Sie haben Ihre Eckdaten eingegeben, ein paar Klicks später steht eine Zahl auf dem Bildschirm. Und dann? Danach kommt fast immer dieselbe Frage: Wie genau ist eine Online-Immobilienbewertung eigentlich? Oft, weil die Zahl entweder verdächtig hoch oder enttäuschend tief ausgefallen ist. Beides ist ein guter Grund, genauer hinzuschauen.

Dieser Beitrag erklärt, was so ein Rechner tut und wo er strukturell blind bleibt. Und was es im Kanton Zürich braucht, damit aus der Zahl ein Preis wird, mit dem sich arbeiten lässt.

Was ein Onlinerechner tatsächlich berechnet

Ein Onlinerechner schaut sich Ihre Liegenschaft nicht an. Er nimmt die Angaben, die Sie eintippen (Gemeinde, Objektart, Wohnfläche, Baujahr, vielleicht die Zimmerzahl), und gleicht sie mit einem Bestand an Verkäufen ab. Aus diesem Abgleich schätzt ein statistisches Modell, was ein Merkmal jeweils zum Preis beiträgt. Dass eine Liegenschaft an einer bestimmten Lage steht, hat einen Wert. Dass sie zwanzig Quadratmeter mehr Nettowohnfläche hat, ebenfalls. Das Modell addiert diese geschätzten Beiträge und gibt Ihnen die Summe aus.

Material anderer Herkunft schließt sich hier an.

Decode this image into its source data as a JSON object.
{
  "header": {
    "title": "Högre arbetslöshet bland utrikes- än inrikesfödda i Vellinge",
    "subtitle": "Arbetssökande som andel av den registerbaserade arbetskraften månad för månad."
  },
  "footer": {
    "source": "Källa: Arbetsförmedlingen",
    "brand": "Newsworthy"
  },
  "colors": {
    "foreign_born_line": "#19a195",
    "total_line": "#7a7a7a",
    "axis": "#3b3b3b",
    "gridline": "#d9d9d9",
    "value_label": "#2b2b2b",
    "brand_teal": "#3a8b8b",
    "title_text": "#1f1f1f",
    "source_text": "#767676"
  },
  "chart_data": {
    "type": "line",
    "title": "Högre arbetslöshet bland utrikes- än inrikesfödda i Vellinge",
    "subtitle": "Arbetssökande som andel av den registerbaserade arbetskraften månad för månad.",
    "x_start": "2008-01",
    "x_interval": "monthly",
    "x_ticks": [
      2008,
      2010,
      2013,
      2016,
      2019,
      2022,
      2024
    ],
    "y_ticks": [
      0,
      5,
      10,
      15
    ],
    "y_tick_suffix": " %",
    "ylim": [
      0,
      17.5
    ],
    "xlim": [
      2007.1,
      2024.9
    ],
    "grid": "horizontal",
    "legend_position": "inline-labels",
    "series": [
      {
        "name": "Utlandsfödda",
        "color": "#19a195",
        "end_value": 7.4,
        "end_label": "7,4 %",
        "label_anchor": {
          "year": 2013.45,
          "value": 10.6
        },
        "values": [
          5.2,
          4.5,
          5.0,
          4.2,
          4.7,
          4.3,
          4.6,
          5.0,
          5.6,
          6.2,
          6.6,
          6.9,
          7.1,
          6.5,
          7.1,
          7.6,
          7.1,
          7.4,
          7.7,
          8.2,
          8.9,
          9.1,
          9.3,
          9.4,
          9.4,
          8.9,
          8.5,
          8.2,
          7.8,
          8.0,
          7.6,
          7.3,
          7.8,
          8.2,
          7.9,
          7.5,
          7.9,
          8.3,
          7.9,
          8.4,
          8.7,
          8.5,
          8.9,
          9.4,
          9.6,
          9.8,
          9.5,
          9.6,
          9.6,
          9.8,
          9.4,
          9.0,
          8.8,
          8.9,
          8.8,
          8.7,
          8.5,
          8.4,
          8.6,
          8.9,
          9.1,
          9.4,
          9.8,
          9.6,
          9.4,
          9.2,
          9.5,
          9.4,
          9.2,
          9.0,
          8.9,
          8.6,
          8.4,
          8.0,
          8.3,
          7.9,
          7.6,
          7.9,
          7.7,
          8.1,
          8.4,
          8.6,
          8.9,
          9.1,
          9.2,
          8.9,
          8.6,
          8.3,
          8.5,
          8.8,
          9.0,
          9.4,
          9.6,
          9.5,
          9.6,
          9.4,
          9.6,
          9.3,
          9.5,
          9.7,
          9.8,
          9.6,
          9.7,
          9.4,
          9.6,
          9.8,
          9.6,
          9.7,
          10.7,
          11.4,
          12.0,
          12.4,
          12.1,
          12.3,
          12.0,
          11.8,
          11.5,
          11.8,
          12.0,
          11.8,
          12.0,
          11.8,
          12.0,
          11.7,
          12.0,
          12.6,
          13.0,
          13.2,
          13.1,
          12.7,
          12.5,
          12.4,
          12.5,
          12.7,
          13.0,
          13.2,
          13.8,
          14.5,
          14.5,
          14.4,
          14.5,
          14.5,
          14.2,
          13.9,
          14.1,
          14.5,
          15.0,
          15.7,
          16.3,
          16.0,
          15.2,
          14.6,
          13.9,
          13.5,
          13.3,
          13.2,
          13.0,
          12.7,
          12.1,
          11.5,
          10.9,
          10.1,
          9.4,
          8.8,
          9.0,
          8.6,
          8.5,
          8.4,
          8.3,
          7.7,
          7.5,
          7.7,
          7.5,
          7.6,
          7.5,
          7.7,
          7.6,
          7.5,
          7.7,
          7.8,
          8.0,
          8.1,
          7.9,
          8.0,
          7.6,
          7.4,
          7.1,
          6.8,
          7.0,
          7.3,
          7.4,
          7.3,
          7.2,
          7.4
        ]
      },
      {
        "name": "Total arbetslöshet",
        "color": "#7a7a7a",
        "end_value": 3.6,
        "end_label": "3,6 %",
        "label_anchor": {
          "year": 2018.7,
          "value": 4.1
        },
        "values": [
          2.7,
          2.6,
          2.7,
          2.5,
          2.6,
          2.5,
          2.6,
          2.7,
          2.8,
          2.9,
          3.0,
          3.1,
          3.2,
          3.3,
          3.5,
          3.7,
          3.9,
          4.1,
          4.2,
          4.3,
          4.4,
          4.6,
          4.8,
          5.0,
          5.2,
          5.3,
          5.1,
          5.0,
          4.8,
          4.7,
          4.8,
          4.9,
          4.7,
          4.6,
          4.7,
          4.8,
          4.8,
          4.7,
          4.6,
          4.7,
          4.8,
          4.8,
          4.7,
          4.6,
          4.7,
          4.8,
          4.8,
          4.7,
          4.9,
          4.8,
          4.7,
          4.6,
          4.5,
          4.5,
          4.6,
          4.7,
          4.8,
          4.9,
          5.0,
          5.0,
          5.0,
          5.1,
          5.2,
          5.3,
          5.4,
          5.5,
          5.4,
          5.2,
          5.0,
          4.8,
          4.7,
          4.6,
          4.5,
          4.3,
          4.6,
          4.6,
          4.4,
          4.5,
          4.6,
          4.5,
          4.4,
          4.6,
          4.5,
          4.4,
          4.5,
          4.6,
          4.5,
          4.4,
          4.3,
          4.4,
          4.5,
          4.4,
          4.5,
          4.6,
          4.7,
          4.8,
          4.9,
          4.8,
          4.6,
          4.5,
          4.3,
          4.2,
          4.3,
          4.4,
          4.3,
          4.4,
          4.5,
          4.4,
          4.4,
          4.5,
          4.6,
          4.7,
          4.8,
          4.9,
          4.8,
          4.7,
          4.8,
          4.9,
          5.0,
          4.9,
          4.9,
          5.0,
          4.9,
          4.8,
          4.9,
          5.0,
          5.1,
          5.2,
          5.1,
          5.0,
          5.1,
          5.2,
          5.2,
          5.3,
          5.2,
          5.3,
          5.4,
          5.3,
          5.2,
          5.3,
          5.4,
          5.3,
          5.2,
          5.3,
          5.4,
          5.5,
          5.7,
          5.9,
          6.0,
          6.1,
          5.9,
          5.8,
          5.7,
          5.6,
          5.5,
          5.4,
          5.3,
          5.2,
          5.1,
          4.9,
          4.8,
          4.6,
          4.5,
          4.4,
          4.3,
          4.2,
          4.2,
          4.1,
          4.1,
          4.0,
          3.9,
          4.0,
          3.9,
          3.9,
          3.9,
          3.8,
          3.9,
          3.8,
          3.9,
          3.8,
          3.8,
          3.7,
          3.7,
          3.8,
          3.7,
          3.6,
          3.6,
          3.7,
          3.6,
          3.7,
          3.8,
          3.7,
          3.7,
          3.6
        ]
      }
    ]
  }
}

Die Methode ist anerkannt. Auch das Bundesamt für Statistik arbeitet so: Der Schweizerische Wohnimmobilienpreisindex wird seit 2020 quartalsweise auf der Basis von rund 7000 Immobilienkäufen aus allen Regionen der Schweiz berechnet, und für die Qualitätsbereinigung schätzt das BFS für jedes Schlüsselmerkmal einer Immobilie einen Wert.

Nur: Das BFS gibt am Ende einen Index heraus. Eine Kennzahl für die Preisentwicklung im Land. Es gibt keinen Wert für eine einzelne Liegenschaft aus, und es würde das auch nie behaupten. Ein Onlinerechner tut genau das trotzdem. Er nimmt dasselbe Werkzeug und presst daraus eine Zahl für Ihr Haus an Ihrer Strasse.

Wie weit dieser Sprung trägt, hängt davon ab, wie gewöhnlich Ihre Liegenschaft ist. Bei einem Reihenhaus im Neubaugebiet ziemlich weit, bei einem umgebauten Bauernhaus am Hang kaum.

Wie genau ist eine Online-Immobilienbewertung?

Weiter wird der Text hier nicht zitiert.